Quality Buckets - d-fine/Dataland GitHub Wiki
Overview
There are various quality buckets available for a data point. Alternatively, a data point may be left entirely blank, meaning no value or quality information is provided. The meaning of the different quality categories is summarized in the table below:
Quality Bucket | Meaning |
---|---|
Reported | Data point was found in the supporting document |
Incomplete | Data point was partially found but relevant parts are missing |
No Data Found | Data point was searched for but not found |
Data Point is null | Data point was not searched for or is not relevant |
Decision Tree
FAQ
Q1: What is helpful information about unavailability?
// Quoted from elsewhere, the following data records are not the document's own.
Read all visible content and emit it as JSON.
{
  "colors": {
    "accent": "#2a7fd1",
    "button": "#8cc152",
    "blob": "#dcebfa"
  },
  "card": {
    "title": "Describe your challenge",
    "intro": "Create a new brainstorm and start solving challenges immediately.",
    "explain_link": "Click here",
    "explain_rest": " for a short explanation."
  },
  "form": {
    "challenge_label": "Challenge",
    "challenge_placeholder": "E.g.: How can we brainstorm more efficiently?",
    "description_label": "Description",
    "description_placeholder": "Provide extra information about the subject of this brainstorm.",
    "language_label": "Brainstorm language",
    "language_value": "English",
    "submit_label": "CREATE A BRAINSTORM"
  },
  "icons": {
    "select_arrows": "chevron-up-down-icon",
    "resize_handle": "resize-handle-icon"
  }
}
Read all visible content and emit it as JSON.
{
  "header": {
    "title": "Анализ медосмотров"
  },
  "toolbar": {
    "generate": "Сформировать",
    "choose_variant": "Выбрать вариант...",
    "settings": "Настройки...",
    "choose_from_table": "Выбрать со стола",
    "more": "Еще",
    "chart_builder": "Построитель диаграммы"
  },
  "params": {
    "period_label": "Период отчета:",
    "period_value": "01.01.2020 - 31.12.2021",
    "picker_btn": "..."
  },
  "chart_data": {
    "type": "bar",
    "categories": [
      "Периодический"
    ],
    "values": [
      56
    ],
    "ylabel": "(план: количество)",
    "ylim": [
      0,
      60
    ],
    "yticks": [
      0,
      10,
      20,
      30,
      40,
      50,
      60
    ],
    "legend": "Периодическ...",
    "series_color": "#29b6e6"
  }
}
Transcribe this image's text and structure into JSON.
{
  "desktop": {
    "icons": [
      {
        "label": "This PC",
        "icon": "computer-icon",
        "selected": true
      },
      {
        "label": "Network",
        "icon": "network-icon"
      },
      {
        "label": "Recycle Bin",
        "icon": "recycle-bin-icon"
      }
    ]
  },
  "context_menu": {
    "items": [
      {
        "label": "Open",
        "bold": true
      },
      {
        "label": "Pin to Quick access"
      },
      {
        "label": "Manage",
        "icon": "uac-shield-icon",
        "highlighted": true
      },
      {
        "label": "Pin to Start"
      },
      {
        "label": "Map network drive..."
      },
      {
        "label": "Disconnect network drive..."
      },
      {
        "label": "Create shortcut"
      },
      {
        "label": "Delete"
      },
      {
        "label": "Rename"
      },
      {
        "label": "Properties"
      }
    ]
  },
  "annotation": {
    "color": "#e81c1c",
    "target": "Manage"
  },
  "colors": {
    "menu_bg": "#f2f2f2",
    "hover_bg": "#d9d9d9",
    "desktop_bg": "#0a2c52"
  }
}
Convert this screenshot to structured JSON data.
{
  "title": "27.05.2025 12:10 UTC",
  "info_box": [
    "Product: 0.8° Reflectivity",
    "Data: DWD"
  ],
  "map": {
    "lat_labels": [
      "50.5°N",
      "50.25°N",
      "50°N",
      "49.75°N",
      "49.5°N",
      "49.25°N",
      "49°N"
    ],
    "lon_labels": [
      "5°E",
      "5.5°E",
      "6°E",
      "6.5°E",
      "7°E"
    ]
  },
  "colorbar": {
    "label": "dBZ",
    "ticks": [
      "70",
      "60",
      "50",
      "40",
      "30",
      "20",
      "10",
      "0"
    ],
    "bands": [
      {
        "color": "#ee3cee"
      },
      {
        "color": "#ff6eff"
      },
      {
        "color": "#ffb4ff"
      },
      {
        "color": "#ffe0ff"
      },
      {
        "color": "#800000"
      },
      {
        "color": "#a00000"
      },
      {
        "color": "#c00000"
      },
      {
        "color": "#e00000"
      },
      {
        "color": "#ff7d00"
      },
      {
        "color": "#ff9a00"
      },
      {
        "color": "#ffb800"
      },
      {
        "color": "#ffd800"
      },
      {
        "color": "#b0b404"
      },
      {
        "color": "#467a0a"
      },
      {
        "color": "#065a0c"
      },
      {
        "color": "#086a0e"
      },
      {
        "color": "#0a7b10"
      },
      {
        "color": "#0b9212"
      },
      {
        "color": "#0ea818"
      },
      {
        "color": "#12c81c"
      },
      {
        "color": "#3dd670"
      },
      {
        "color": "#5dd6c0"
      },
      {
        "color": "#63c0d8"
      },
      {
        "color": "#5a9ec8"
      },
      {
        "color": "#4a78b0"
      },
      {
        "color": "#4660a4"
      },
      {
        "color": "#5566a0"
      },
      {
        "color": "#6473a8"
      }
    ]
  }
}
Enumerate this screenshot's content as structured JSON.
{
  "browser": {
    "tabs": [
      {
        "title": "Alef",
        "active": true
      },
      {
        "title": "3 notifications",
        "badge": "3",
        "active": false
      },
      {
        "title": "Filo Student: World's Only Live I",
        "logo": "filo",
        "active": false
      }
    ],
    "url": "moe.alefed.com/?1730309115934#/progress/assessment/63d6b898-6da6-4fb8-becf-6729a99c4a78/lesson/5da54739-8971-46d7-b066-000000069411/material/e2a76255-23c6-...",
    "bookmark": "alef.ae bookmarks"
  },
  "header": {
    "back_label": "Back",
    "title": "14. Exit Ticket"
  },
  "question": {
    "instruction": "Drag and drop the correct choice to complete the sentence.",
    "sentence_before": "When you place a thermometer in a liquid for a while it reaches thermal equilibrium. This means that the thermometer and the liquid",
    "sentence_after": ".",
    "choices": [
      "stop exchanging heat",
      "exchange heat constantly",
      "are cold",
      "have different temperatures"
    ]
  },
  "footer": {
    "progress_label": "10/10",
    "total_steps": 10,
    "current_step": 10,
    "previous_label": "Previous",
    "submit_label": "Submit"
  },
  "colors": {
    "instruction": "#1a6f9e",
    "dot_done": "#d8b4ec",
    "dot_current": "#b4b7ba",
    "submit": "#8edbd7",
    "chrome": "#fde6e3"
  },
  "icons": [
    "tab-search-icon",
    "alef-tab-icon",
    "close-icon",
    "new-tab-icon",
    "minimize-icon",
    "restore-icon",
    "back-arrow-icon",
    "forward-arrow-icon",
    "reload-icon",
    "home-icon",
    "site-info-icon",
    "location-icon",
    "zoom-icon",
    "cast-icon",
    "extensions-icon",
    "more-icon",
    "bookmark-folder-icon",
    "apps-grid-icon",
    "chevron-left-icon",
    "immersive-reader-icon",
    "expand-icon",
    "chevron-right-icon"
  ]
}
A1: Any information given in the documents which explains why the value could not be determined. This could be:
- A statement from the company explaining why they did not report a value for the field in question.
- Information on the topic of the field that provides some insights, even if it is insufficient to determine a specific value.
(See example 3)
Q2: When is a value ambiguous?
A2: A value can be ambiguous for three main reasons:
- From the information available, it is unclear if the value fits the definition of the field precisely.
- There are two or more conflicting values derived from the document.
- There is an incompleteness of information—some necessary information to confirm the value with certainty is missing from the documents.
(See examples 4 and 5)
Q3: How could an explanation of ambiguity look like?
A3: After identifying the reason for the ambiguity, the explanation should include the following:
- Why is the value assessed to potentially not fit the definition of the field precisely?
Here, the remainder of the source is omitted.